Transport Secretary Patrick McLoughlin announced the 23-month extension yesterday. He also promised "further improvements", including "more standard class and fewer first class seats on key services and the delivery of more electric trains for the Thames Valley".
FirstGroup chief executive Tim O'Toole said the deal provides "continuity and consistency", building on the improvements already made over the last franchise period.
Anthony Smith, chief executive of the independent watchdog Passenger Focus, said: "People will welcome the certainty and stability this extension will bring, but may be disappointed that they have an extended wait for some of the benefits that will accompany the longer franchise when it is finally awarded."

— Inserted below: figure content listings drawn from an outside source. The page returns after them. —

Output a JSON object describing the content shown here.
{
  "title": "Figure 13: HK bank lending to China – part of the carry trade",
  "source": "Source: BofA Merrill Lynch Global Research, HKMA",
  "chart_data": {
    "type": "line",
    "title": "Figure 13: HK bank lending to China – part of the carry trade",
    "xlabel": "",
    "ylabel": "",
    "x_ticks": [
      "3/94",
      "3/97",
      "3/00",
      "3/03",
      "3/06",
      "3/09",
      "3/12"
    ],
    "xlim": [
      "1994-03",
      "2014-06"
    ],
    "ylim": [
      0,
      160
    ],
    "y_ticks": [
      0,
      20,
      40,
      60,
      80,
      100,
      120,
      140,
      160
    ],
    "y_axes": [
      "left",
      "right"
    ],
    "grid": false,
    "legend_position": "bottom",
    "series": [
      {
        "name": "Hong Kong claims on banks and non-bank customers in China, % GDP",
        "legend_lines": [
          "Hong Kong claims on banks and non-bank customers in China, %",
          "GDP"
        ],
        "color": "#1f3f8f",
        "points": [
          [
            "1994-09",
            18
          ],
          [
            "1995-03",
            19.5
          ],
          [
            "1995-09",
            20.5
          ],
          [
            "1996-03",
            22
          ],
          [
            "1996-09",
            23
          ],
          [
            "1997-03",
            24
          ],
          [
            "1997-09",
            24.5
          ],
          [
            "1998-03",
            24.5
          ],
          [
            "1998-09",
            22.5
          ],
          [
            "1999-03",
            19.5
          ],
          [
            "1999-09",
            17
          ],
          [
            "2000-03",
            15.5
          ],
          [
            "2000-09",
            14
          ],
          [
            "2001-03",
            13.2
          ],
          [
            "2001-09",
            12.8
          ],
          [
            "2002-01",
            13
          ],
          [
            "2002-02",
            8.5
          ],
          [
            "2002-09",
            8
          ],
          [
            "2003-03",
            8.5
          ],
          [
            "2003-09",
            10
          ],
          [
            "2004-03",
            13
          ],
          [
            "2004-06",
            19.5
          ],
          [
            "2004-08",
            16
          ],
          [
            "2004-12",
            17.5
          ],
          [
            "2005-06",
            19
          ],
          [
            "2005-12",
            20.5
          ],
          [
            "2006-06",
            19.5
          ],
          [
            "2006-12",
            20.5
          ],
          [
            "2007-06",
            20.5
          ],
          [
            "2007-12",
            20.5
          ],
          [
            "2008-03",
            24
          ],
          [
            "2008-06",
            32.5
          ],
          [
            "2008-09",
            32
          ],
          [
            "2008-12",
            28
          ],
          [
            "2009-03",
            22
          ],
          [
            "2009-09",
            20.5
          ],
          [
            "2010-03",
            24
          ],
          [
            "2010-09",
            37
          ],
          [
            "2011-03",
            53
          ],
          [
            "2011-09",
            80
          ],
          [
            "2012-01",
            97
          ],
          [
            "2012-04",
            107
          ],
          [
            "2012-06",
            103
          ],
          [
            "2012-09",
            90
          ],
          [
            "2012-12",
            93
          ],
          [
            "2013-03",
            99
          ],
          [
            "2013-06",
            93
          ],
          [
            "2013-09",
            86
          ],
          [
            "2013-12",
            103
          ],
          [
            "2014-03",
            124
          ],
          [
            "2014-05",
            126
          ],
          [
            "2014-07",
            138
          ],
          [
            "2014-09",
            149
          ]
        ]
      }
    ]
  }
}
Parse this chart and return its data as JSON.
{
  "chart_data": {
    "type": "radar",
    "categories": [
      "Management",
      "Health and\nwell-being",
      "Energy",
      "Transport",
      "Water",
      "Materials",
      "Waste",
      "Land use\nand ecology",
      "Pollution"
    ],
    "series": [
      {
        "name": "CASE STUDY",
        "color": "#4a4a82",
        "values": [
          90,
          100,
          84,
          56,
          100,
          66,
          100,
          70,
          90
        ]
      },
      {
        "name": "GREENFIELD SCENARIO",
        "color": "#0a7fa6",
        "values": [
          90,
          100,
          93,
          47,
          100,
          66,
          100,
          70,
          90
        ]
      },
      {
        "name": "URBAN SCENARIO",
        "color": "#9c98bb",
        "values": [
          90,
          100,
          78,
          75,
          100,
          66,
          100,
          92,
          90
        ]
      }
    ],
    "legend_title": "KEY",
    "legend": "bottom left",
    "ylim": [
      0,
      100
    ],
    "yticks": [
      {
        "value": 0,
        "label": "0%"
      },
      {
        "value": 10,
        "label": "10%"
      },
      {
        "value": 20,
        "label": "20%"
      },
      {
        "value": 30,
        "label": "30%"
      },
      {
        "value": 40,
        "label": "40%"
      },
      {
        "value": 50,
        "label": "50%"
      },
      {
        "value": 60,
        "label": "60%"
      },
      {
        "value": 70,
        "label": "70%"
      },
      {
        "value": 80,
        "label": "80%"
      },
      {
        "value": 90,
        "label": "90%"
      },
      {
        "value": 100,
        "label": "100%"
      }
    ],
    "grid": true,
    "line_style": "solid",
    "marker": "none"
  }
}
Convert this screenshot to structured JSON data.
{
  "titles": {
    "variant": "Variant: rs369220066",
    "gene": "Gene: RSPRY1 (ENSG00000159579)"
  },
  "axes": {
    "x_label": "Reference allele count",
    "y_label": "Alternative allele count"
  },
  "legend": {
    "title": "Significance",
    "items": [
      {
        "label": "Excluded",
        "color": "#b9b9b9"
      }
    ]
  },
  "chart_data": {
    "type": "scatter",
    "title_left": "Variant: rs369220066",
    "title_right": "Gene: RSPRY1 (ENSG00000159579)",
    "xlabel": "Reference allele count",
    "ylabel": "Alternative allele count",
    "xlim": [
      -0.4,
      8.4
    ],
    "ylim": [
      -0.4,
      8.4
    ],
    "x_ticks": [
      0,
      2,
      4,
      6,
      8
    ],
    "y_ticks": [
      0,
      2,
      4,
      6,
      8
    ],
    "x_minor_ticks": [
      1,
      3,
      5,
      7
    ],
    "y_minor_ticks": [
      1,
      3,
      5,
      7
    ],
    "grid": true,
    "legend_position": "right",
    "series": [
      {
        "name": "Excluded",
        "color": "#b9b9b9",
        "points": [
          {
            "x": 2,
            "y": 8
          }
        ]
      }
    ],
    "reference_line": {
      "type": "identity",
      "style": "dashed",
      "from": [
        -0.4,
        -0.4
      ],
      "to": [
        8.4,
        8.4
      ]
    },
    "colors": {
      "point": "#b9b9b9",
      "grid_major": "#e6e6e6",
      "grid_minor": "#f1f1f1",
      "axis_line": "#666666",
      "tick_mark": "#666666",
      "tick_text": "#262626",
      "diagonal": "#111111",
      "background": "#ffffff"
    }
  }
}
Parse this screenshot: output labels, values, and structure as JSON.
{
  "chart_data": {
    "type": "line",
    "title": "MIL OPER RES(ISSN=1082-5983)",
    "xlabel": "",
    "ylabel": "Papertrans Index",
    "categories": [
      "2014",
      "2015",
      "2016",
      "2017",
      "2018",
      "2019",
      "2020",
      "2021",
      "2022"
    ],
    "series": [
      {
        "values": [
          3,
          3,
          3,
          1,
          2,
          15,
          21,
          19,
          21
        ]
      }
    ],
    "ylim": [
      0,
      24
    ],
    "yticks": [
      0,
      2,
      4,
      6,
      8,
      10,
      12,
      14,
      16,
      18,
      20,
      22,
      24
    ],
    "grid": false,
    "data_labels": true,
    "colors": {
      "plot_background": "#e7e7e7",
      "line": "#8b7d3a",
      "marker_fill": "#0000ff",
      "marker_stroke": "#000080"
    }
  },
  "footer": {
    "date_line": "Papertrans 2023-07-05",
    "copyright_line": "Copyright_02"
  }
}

However, the announcement disappointed a Devon passenger group hoping for news on extra services and new trains for a branch line from Exeter to Exmouth.
Tony Day, Chairman of the Avocet Line Rail Users' Group said: "Many of the trains we do have are at the end of their useful life and break down increasingly often.
"This results in overcrowded and sometimes unreliable trains – and now it's just going to get worse and worse for the foreseeable future."
Richard Burningham, chairman of the Devon and Cornwall Rail Partnership, which represents the branch lines in the counties, said: "The franchise process has taken a massive amount of time and effort – now FGW can put that behind them – we are all determined this two years is not a standstill period."
Cornwall Council welcomed the stability the deal brings and the Local Enterprise Partnership in the Duchy said improved rail links were now "crucial" after easyJet ruled out a direct flight from Newquay to London.